BCSEA’s inputs to Phase 2 of the Comprehensive Review of BC Hydro.

Low-Carbon Electrification and BC Hydro’s Role in Implementing the CleanBC Climate Action Plan.

Phase 2 of the BC government’s Comprehensive Review of BC Hydro will make policy-level recommendations on how BC Hydro should support the government’s CleanBC climate action plan and adapt itself to changing circumstances (mainly technological developments in energy generation, storage, and delivery to customers, and changing regional market conditions for BC Hydro’s highly dispatchable power). These recommendations will guide BC Hydro’s 2021 Integrated Resource Plan.  [see Low-carbon electrification in BC: Next steps for BC Hydro, 14 August 2019)

BCSEA has now met with members of the Phase 2 Advisory Group and calls for these eight guiding principles to be applied to the Phase 2 Review (for BCSEA’s letter to the Advisory Group, see) 
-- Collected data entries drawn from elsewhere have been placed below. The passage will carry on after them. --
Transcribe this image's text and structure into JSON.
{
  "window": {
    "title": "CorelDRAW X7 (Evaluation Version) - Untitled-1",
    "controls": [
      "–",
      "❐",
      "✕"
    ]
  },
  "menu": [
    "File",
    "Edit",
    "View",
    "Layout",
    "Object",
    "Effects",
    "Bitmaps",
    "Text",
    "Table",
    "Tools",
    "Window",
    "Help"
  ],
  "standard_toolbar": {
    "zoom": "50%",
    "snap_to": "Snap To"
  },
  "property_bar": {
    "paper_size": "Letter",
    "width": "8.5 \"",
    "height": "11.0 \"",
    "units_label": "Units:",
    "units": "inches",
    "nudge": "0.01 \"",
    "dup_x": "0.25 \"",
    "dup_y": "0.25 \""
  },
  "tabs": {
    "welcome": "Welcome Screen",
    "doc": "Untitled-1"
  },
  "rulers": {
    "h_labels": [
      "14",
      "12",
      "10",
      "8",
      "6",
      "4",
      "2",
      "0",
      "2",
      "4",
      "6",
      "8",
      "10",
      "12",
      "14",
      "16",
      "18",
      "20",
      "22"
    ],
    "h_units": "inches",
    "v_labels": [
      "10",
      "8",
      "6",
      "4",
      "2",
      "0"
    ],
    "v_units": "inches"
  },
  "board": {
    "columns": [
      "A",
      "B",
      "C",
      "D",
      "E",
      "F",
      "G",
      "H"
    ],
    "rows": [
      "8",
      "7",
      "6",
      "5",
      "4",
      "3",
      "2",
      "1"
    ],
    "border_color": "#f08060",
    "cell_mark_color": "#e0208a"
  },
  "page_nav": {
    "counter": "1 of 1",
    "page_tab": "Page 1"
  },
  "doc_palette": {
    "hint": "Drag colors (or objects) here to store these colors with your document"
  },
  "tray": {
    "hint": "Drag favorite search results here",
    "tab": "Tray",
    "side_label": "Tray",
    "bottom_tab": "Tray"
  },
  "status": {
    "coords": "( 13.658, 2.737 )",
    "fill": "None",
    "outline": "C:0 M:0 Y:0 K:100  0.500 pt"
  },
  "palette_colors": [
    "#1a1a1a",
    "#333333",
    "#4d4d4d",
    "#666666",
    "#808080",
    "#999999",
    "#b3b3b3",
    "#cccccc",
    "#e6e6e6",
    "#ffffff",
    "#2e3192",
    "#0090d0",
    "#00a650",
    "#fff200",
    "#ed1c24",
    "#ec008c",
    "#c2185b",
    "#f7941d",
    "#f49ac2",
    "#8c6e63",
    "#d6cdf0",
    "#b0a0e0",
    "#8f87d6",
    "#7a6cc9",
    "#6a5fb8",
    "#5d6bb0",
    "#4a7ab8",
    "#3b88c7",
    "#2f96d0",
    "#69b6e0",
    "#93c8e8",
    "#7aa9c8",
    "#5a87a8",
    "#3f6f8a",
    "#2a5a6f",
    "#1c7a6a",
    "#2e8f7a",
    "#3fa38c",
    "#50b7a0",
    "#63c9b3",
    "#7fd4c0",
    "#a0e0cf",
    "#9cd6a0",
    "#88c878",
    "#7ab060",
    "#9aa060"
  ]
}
1. Low carbon electrification should emphasize transportation, buildings and non-fossil-fuel industrial loads, not just fossil fuel production loads.

Electrifying new oil and gas production loads and LNG liquefaction loads would avoid GHG emissions from producing (though not from using) those fossil fuels. But BC should be reducing, not increasing its production of fossil fuels, in line with the urgent need to address climate change. Meanwhile, the Phase 2 Review should recognize the value of low carbon electrification that spans all of BC society—buildings, transportation and industry—and can make very deep cuts in BC’s emissions, commensurate with our legislated targets.
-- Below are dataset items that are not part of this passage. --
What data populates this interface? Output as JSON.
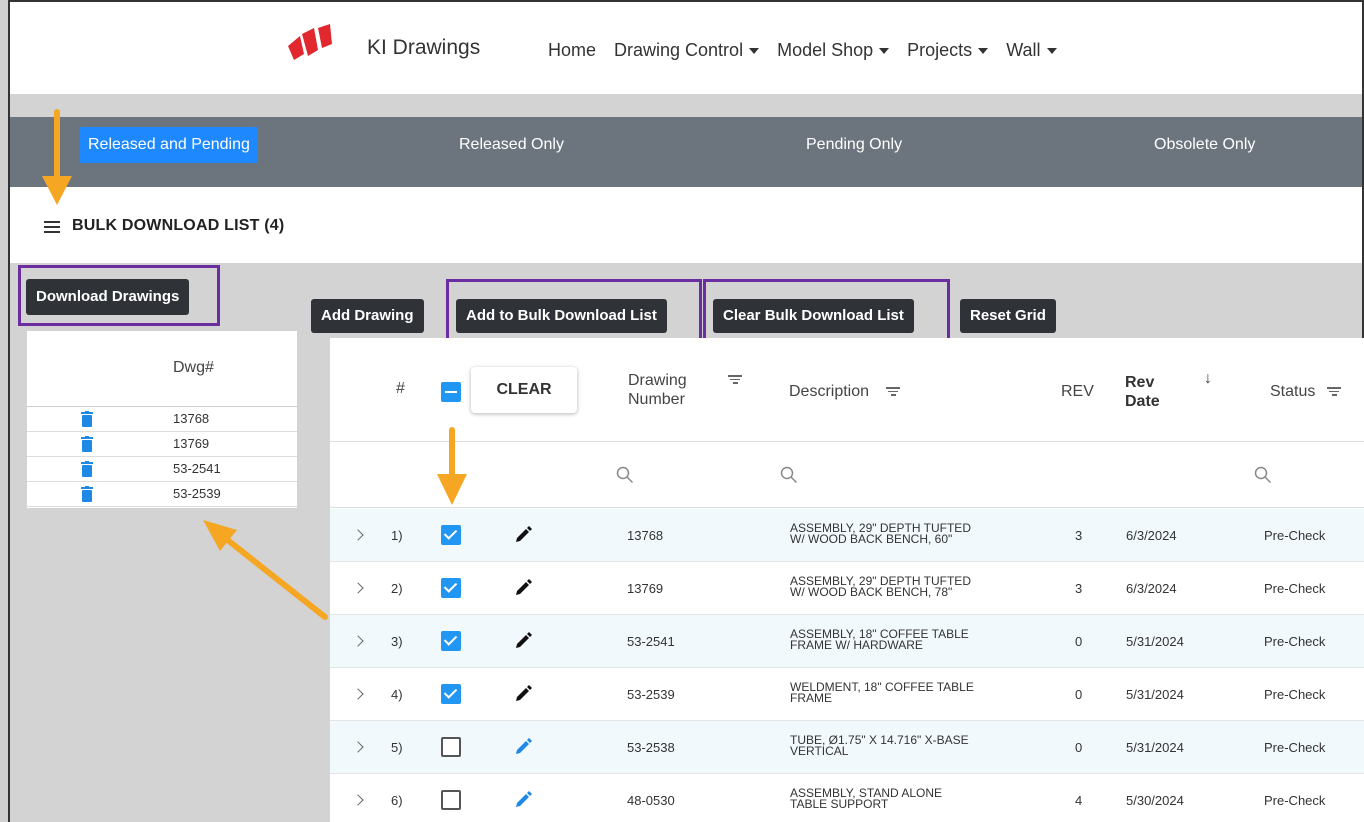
{
  "nav": {
    "brand": "KI Drawings",
    "links": [
      "Home",
      "Drawing Control",
      "Model Shop",
      "Projects",
      "Wall"
    ]
  },
  "status_filter": {
    "options": [
      "Released and Pending",
      "Released Only",
      "Pending Only",
      "Obsolete Only"
    ],
    "active": "Released and Pending"
  },
  "bulk": {
    "title": "BULK DOWNLOAD LIST (4)",
    "download_label": "Download Drawings",
    "column_header": "Dwg#",
    "items": [
      "13768",
      "13769",
      "53-2541",
      "53-2539"
    ]
  },
  "toolbar": {
    "add_drawing": "Add Drawing",
    "add_to_bulk": "Add to Bulk Download List",
    "clear_bulk": "Clear Bulk Download List",
    "reset_grid": "Reset Grid"
  },
  "grid": {
    "headers": {
      "index": "#",
      "clear": "CLEAR",
      "drawing_number": "Drawing Number",
      "description": "Description",
      "rev": "REV",
      "rev_date": "Rev Date",
      "status": "Status"
    },
    "rows": [
      {
        "idx": "1)",
        "checked": true,
        "num": "13768",
        "desc1": "ASSEMBLY, 29\" DEPTH TUFTED",
        "desc2": "W/ WOOD BACK BENCH, 60\"",
        "rev": "3",
        "date": "6/3/2024",
        "status": "Pre-Check"
      },
      {
        "idx": "2)",
        "checked": true,
        "num": "13769",
        "desc1": "ASSEMBLY, 29\" DEPTH TUFTED",
        "desc2": "W/ WOOD BACK BENCH, 78\"",
        "rev": "3",
        "date": "6/3/2024",
        "status": "Pre-Check"
      },
      {
        "idx": "3)",
        "checked": true,
        "num": "53-2541",
        "desc1": "ASSEMBLY, 18\" COFFEE TABLE",
        "desc2": "FRAME W/ HARDWARE",
        "rev": "0",
        "date": "5/31/2024",
        "status": "Pre-Check"
      },
      {
        "idx": "4)",
        "checked": true,
        "num": "53-2539",
        "desc1": "WELDMENT, 18\" COFFEE TABLE",
        "desc2": "FRAME",
        "rev": "0",
        "date": "5/31/2024",
        "status": "Pre-Check"
      },
      {
        "idx": "5)",
        "checked": false,
        "num": "53-2538",
        "desc1": "TUBE, Ø1.75\" X 14.716\" X-BASE",
        "desc2": "VERTICAL",
        "rev": "0",
        "date": "5/31/2024",
        "status": "Pre-Check"
      },
      {
        "idx": "6)",
        "checked": false,
        "num": "48-0530",
        "desc1": "ASSEMBLY, STAND ALONE",
        "desc2": "TABLE SUPPORT",
        "rev": "4",
        "date": "5/30/2024",
        "status": "Pre-Check"
      }
    ]
  },
  "colors": {
    "accent": "#2196f3",
    "active_tab": "#1e88ff",
    "status_bar": "#6c757d",
    "highlight_box": "#6a2ea0",
    "annotation_arrow": "#f5a623",
    "logo": "#e0282e"
  },
  "icons": [
    "menu-icon",
    "trash-icon",
    "caret-down-icon",
    "filter-icon",
    "search-icon",
    "pencil-icon",
    "chevron-right-icon",
    "sort-down-icon",
    "checkbox-icon"
  ]
}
2. As BC Hydro’s shareholder, the Government should direct BC Hydro to take a proactive leadership role in achieving low carbon electrification in BC.

In the past few years, the urgent imperative of climate change has played an increasing role in the conservative world of utility planning. FortisBC’s natural gas utility is now promoting a vision of a transition to a sustainable energy future, based substantially on natural gas and renewable natural gas products.  BC Hydro should be encouraged to present a vision for the future powered by clean, renewable electricity.

3. BC Hydro’s in-development Integrated Resource Plan should chart a path for BC Hydro to deliver zero-carbon energy solutions and low carbon electrification.

The Integrated Resource Plan should include scenarios that test a range of possible approaches to low carbon electrification and demand-side management.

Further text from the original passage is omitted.